Pelarian Pasukan Diponegoro ke Malang
Setelah Perang Jawa berakhir, sisa pasukan Diponegoro menyebar ke berbagai daerah. Salah satu kelompok yang dipimpin oleh Ki Ageng Sentono bergerak ke arah timur melalui Kadipaten Balitar, Gunung Kawi, hingga Kadipaten Malang. Dari Singosari mereka menuju Sengguruh, lalu ke Brang Wetan, karena Malang dianggap tidak aman. Pada Senin Pon, 6 Agustus 1832, rombongan sampai di sebuah tepi sungai berair jernih. Tempat ini kemudian dinamakan Dumpul, karena sering dijadikan pusat berkumpul dan menyusun strategi perang. Dumpul bahkan tercatat hingga tahun 2000 masih terkait dengan tanah milik pejuang kemerdekaan Brigade Imam Utomo.
Asal Usul Nama Melo’an, Glongsor, dan Konang
Perjalanan pasukan Ki Ageng Sentono berlanjut ke sebuah daerah teduh di bawah pohon beringin besar. Karena kebaikan dan sikap arif Ki Ageng Sentono, masyarakat menamai daerah itu Melo’an (dari kata Jawa melok-melok yang berarti ikut).
Namun, Belanda kembali melakukan penyerangan. Ki Ageng Sentono dan pasukannya terpaksa mundur ke hutan penuh pohon waru. Di tempat itu, mereka melakukan ibadah sholat Ashar. Gerakan sujud yang asing bagi penduduk setempat (yang kala itu masih menganut Animisme dan Hindu Kuno) disebut ndlosor. Dari situlah muncul nama Glongsor, yang kemudian melekat sebagai nama daerah tersebut.

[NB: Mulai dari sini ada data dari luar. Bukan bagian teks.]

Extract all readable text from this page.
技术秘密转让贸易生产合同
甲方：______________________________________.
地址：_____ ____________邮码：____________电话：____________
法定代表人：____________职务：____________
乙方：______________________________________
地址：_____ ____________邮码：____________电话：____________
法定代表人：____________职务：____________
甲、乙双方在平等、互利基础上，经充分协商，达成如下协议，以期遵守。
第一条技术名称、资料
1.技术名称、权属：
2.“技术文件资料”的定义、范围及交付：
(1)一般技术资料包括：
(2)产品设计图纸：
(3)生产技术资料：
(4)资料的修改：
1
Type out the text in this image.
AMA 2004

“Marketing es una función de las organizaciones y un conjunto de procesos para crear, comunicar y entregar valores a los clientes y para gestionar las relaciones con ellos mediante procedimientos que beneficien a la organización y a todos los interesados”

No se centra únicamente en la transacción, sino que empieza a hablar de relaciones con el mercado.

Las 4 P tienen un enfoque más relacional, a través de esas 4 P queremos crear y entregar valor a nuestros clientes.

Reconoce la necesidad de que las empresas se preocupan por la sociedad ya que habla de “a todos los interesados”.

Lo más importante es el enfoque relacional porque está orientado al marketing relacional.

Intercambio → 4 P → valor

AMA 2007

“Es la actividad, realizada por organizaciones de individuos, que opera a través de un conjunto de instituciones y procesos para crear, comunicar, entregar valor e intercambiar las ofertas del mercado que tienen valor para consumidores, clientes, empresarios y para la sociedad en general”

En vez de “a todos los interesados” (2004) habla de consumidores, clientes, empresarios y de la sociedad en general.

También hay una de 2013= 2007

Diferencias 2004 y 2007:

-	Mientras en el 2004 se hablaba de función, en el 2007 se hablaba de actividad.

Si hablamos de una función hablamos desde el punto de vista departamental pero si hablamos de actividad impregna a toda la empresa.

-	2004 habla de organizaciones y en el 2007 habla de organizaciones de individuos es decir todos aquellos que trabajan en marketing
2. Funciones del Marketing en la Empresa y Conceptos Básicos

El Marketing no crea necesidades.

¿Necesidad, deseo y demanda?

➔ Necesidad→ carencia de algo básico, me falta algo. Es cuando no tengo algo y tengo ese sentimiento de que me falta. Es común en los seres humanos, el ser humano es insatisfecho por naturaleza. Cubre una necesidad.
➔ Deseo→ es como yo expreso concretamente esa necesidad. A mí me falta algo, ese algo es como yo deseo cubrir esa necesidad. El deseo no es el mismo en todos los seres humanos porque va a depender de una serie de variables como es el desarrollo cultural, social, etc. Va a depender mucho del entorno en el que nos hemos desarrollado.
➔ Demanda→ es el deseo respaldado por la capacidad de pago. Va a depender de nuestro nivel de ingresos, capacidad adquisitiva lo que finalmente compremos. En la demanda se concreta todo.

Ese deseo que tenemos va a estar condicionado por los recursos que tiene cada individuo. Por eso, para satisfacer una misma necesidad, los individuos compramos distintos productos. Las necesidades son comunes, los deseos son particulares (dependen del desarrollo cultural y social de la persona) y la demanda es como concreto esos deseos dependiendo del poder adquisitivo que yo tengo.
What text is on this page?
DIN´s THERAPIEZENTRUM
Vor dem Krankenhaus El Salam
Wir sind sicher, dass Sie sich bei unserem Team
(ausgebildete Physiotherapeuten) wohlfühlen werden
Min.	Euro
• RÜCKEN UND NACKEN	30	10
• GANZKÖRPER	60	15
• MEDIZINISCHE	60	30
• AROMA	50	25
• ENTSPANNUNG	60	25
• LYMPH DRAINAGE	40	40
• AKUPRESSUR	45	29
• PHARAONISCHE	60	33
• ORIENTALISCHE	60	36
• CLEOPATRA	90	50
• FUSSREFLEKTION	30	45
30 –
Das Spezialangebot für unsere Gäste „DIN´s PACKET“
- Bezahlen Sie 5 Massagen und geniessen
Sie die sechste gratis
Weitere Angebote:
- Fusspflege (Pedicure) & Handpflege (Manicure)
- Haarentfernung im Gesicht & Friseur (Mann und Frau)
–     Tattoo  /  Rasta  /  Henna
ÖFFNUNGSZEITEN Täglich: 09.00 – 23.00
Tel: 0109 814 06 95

Tidak berhenti di sana, rombongan melanjutkan perjalanan ke utara dan tiba di daerah yang kini dikenal sebagai Dusun Konang. Nama Konang diambil dari hewan kunang-kunang yang banyak dijumpai di sana. Masyarakat mengibaratkan Ki Ageng Sentono seperti kunang-kunang yang selalu memberi cahaya bagi orang-orang di sekitarnya.
Lahirnya Desa Sidorejo
Seiring berjalannya waktu, daerah yang awalnya sepi mulai ramai dan berkembang. Dalam bahasa Jawa, kondisi ini disebut “Rejo” yang berarti ramai atau makmur. Pada masa pemerintahan Adipati Raden Ario Notodiningrat II, tepatnya pada Senin Wage, 11 Juli 1842, wilayah tersebut resmi diberi nama Desa Sidorejo.